Jeff Mesnil
Weblog · About

XML and JSON Pendulum Movement

December 22, 2010

A few weeks ago, I linked to James Clark's post about "XML vs the Web".

I concluded by writing that:

I believe than XML (and its associated technologies) will end up as an enterprise technology and a opaque content model (e.g. to save OpenOffice documents) and be less and less prevalent on the Web where HTML (with microformats) and JSON are better suited to represent data.

To sum up very broadly: XML for document, JSON for data.

Developers have been bitten by XML shortcomings for data exchange and moved to use JSON instead. It seems the benefits were (rightly) so convincing that there is now a pendulum movement away from XML and towards JSON for document representation. When all you have is a hammer...

Case in point: Apache Avro.

Avro defines a serialization system. It has very interesting features (rich data structures, binary format, schema inlined in the persisted files, etc.) and one shortcoming: it expresses its schema in JSON.

Here is an example from its documentation:

{
  "type": "record", 
  "name": "LongList",
  "aliases": ["LinkedLongs"],                      // old name for this
  "fields" : [
    {"name": "value", "type": "long"},             // each element has a long
    {"name": "next", "type": ["LongList", "null"]} // optional next element
  ]
}

Today, I spent too much time for the simple task of writing a schema in JSON to represent a map whose values were arrays of strings.

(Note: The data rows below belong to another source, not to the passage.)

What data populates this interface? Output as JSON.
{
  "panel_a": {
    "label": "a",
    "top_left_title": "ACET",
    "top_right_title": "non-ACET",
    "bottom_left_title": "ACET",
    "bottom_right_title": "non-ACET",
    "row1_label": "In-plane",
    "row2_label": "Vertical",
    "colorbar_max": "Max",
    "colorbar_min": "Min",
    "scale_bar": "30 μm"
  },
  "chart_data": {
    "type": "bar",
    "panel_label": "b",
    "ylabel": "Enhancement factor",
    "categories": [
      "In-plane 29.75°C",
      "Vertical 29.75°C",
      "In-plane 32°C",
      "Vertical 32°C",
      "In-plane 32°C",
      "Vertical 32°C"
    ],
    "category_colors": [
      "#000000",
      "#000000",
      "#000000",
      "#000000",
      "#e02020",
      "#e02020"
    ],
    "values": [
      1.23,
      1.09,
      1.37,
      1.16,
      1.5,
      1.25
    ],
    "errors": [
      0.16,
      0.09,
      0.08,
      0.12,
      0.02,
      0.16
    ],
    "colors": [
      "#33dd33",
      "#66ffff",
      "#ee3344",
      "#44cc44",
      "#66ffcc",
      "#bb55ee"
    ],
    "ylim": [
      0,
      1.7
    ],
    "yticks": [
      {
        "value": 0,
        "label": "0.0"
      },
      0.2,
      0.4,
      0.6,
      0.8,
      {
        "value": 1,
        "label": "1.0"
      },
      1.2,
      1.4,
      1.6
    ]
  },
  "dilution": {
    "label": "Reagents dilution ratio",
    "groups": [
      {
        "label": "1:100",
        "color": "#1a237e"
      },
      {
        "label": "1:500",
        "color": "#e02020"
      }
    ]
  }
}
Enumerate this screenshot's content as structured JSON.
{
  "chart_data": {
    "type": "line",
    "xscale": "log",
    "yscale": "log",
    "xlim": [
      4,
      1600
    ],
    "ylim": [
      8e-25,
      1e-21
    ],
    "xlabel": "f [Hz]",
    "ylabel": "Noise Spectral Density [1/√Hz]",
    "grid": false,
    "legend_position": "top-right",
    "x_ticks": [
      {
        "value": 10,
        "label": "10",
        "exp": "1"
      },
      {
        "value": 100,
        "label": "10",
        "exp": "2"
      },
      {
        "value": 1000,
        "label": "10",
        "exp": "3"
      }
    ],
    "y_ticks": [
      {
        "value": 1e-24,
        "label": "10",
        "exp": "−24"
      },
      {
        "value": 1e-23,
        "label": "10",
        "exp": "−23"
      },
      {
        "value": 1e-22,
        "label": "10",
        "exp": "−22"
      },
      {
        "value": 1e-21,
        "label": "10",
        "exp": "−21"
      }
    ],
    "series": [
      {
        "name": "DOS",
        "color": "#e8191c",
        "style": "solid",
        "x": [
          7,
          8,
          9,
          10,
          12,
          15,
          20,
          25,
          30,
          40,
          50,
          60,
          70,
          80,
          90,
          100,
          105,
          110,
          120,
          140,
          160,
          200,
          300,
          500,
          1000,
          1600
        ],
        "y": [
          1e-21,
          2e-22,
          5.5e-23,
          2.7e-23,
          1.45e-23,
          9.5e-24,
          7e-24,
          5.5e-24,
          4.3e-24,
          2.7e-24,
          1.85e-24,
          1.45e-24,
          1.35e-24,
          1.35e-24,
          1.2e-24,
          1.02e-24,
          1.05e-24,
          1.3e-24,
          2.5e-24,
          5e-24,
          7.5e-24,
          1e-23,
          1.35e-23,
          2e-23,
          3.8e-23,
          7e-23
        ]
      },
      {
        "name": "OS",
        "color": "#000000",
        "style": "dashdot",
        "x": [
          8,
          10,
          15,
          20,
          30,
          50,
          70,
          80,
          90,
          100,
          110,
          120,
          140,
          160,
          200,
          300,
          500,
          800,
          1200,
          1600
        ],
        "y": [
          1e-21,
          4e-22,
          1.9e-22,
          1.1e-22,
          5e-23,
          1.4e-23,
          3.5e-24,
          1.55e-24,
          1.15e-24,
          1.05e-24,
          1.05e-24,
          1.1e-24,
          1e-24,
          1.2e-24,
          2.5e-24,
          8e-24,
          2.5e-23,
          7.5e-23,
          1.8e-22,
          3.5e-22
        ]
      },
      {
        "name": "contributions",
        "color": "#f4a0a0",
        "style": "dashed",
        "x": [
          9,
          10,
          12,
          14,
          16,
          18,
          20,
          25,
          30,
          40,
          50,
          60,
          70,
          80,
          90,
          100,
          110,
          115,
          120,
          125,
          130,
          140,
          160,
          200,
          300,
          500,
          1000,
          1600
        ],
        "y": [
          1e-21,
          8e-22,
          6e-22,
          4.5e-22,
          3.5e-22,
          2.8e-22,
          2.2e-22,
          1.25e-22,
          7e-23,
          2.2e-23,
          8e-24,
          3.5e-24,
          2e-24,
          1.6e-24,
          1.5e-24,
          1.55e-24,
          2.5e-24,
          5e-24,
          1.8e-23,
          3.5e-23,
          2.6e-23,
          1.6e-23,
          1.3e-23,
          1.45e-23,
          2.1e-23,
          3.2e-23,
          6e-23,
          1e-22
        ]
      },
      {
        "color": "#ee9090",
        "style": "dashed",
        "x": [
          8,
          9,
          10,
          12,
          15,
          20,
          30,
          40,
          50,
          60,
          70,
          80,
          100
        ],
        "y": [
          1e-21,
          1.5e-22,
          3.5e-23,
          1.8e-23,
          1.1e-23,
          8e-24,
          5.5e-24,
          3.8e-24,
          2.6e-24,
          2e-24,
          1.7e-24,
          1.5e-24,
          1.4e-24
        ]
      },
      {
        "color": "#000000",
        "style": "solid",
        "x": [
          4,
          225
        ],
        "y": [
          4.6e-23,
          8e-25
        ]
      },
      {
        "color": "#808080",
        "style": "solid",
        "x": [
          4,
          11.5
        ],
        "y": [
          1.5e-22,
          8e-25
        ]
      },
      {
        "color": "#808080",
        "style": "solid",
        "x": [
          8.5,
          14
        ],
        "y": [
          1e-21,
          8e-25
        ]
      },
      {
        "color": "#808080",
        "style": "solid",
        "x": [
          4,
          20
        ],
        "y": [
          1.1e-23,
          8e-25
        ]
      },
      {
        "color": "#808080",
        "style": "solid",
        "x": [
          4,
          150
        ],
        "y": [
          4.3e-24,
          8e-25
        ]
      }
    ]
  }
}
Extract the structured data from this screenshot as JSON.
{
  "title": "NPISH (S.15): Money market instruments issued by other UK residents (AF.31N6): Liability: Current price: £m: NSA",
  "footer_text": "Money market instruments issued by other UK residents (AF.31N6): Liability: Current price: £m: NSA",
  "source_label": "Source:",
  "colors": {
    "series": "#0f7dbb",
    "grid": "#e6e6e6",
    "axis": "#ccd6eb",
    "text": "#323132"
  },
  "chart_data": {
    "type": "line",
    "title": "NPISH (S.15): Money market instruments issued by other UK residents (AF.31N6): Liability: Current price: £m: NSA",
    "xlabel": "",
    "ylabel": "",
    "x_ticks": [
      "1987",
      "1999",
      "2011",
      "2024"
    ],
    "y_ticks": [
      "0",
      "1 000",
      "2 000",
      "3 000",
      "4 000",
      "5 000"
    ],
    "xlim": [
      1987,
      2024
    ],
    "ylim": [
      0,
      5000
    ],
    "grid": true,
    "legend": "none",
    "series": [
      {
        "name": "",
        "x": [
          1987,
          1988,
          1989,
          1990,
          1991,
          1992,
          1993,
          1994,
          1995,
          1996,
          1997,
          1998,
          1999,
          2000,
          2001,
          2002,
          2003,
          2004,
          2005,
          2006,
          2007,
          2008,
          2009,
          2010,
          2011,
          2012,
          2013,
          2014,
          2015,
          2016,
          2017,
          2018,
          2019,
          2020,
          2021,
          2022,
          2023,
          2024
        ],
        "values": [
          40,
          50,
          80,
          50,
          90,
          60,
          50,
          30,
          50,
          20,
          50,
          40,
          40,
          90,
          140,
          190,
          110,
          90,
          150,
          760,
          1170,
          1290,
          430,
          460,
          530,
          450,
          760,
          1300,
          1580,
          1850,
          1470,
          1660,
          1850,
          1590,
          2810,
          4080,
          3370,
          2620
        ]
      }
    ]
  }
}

The signal-to-noise ratio when JSON is used to represent a schema is different to XSD or RelaxNG but not better.
Simple schemas are simple to express but the signal-to-noise ratio increases tenfold with the complexity of the schema. Funnily enough, XML Schema have an advantage here: they are very complex for the simplest schema but their ratio increases linearly with the schema complexity.

I don't think JSON is well suited to represent a document schema. A DSL is a better tool for this. For example, Google Protocol Buffers uses a simpler format to define their schema:

message Person {
  required int32 id = 1;
  required string name = 2;
  optional string email = 3;
}

I have not used protocol buffers enough to see how it changes with schema complexity but, at first glance, I expect it to remain more readable that a comparable JSON schema.

The difference between document and data depends on the use cases (you know it when you see it). But using JSON to represent a schema is a general step in the wrong direction to me. A DSL is a better tool for that.

After the "document representation" pendulum will have moved towards JSON too much and expose its shortcomings, I expect it to move again, away from JSON and towards DSL. Time will tell...